Unlike this other question, I am able to_pickle()
my dataframe just fine. I've pulled a bunch of data from Twitter's API and data-framed it for analysis. I successfully pickled the dataframe, but now I am unable to read_pickle()
it.
When I run the read_pickle()
line, I get:
File ~/.cache/pypoetry/virtualenvs/twitter-gQnmvvjM-py3.11/lib/python3.11/site-packages/pandas/io/pickle.py:208, in read_pickle(filepath_or_buffer, compression, storage_options)
205 with warnings.catch_warnings(record=True):
206 # We want to silence any warnings about, e.g. moved modules.
207 warnings.simplefilter("ignore", Warning)
--> 208 return pickle.load(handles.handle)
209 except excs_to_catch:
210 # e.g.
211 # "No module named 'pandas.core.sparse.series'"
212 # "Can't get attribute '__nat_unpickle' on <module 'pandas._libs.tslib"
213 return pc.load(handles.handle, encoding=None)
File ~/.cache/pypoetry/virtualenvs/twitter-gQnmvvjM-py3.11/lib/python3.11/site-packages/tweepy/mixins.py:33, in DataMapping.__getattr__(self, name)
31 def __getattr__(self, name):
32 try:
---> 33 return self.data[name]
34 except KeyError:
35 raise AttributeError from None
File ~/.cache/pypoetry/virtualenvs/twitter-gQnmvvjM-py3.11/lib/python3.11/site-packages/tweepy/mixins.py:33, in DataMapping.__getattr__(self, name)
...
---> 33 return self.data[name]
34 except KeyError:
35 raise AttributeError from None
RecursionError: maximum recursion depth exceeded
When I tried to sys.setrecursionlimit(10**5)
or higher, I get this error:
Canceled future for execute_request message before replies were done
The Kernel crashed while executing code in the the current cell or a previous cell. Please review the code in the cell(s) to identify a possible cause of the failure. Click here for more info. View Jupyter log for further details.
And the Jupyter log gives me this:
error 12:23:55.212: Raw kernel process exited code: undefined
error 12:23:55.214: Error in waiting for cell to complete Error: Canceled future for execute_request message before replies were done
at t.KernelShellFutureHandler.dispose (/home/ryan/.vscode-server/extensions/ms-toolsai.jupyter-2023.3.1000892223/out/extension.node.js:2:32419)
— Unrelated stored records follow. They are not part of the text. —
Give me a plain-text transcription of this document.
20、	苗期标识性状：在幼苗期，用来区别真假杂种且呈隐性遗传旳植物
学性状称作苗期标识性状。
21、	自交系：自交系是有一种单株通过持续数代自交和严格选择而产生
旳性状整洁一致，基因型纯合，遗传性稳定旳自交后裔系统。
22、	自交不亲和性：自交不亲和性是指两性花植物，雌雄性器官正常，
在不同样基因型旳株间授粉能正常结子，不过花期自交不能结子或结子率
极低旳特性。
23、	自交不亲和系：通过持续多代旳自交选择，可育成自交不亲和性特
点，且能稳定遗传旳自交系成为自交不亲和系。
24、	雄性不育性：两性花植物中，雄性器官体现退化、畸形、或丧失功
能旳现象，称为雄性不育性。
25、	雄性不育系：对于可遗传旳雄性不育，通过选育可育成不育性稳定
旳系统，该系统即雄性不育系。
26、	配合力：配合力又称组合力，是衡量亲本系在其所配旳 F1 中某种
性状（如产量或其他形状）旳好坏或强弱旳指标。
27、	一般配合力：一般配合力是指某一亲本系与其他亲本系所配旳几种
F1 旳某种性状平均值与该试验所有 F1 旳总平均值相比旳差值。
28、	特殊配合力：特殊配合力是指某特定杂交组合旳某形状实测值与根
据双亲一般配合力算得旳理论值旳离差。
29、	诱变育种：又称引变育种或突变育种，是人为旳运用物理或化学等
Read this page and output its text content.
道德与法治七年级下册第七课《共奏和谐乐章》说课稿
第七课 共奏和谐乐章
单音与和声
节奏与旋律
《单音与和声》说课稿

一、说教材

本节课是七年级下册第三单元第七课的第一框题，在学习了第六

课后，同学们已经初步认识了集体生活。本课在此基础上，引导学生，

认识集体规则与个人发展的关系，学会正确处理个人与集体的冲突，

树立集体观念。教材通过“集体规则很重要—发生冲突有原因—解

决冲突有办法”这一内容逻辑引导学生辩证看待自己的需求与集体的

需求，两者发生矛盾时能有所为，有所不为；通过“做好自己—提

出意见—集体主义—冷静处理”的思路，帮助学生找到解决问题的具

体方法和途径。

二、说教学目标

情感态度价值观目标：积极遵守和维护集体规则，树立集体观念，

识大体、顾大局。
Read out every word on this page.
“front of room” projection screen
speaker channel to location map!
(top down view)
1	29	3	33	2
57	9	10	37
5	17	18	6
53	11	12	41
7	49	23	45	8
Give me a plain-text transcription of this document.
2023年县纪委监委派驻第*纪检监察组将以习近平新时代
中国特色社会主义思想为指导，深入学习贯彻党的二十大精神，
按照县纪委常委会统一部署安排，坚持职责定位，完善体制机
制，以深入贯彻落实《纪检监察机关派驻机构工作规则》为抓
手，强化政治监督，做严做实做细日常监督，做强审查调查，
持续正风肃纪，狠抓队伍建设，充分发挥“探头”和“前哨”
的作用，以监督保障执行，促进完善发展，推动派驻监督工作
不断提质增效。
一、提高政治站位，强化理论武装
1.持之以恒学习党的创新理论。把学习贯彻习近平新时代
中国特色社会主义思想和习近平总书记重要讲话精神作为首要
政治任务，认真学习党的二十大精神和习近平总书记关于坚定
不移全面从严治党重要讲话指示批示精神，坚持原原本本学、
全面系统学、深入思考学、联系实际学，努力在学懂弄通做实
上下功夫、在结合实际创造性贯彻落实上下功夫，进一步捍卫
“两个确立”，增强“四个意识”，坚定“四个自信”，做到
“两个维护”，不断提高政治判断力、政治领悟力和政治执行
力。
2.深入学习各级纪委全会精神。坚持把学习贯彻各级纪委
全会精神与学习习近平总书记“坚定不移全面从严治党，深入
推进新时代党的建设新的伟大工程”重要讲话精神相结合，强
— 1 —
at /home/ryan/.vscode-server/extensions/ms-toolsai.jupyter-2023.3.1000892223/out/extension.node.js:2:51471
at Map.forEach (<anonymous>)
at y._clearKernelState (/home/ryan/.vscode-server/extensions/ms-toolsai.jupyter-2023.3.1000892223/out/extension.node.js:2:51456)
at y.dispose (/home/ryan/.vscode-server/extensions/ms-toolsai.jupyter-2023.3.1000892223/out/extension.node.js:2:44938)
at /home/ryan/.vscode-server/extensions/ms-toolsai.jupyter-2023.3.1000892223/out/extension.node.js:17:96826
at ee (/home/ryan/.vscode-server/extensions/ms-toolsai.jupyter-2023.3.1000892223/out/extension.node.js:2:1589492)
at jh.dispose (/home/ryan/.vscode-server/extensions/ms-toolsai.jupyter-2023.3.1000892223/out/extension.node.js:17:96802)
at Lh.dispose (/home/ryan/.vscode-server/extensions/ms-toolsai.jupyter-2023.3.1000892223/out/extension.node.js:17:104079)
at processTicksAndRejections (node:internal/process/task_queues:96:5)
warn 12:23:55.215: Cell completed with errors {
message: 'Canceled future for execute_request message before replies were done'
}
The issue turned out to be caused by tweepy
and some of the tweet data stored in the DF. A pull request on Github has a patch for the Tweepy library to fix the recursion issue on unpickling.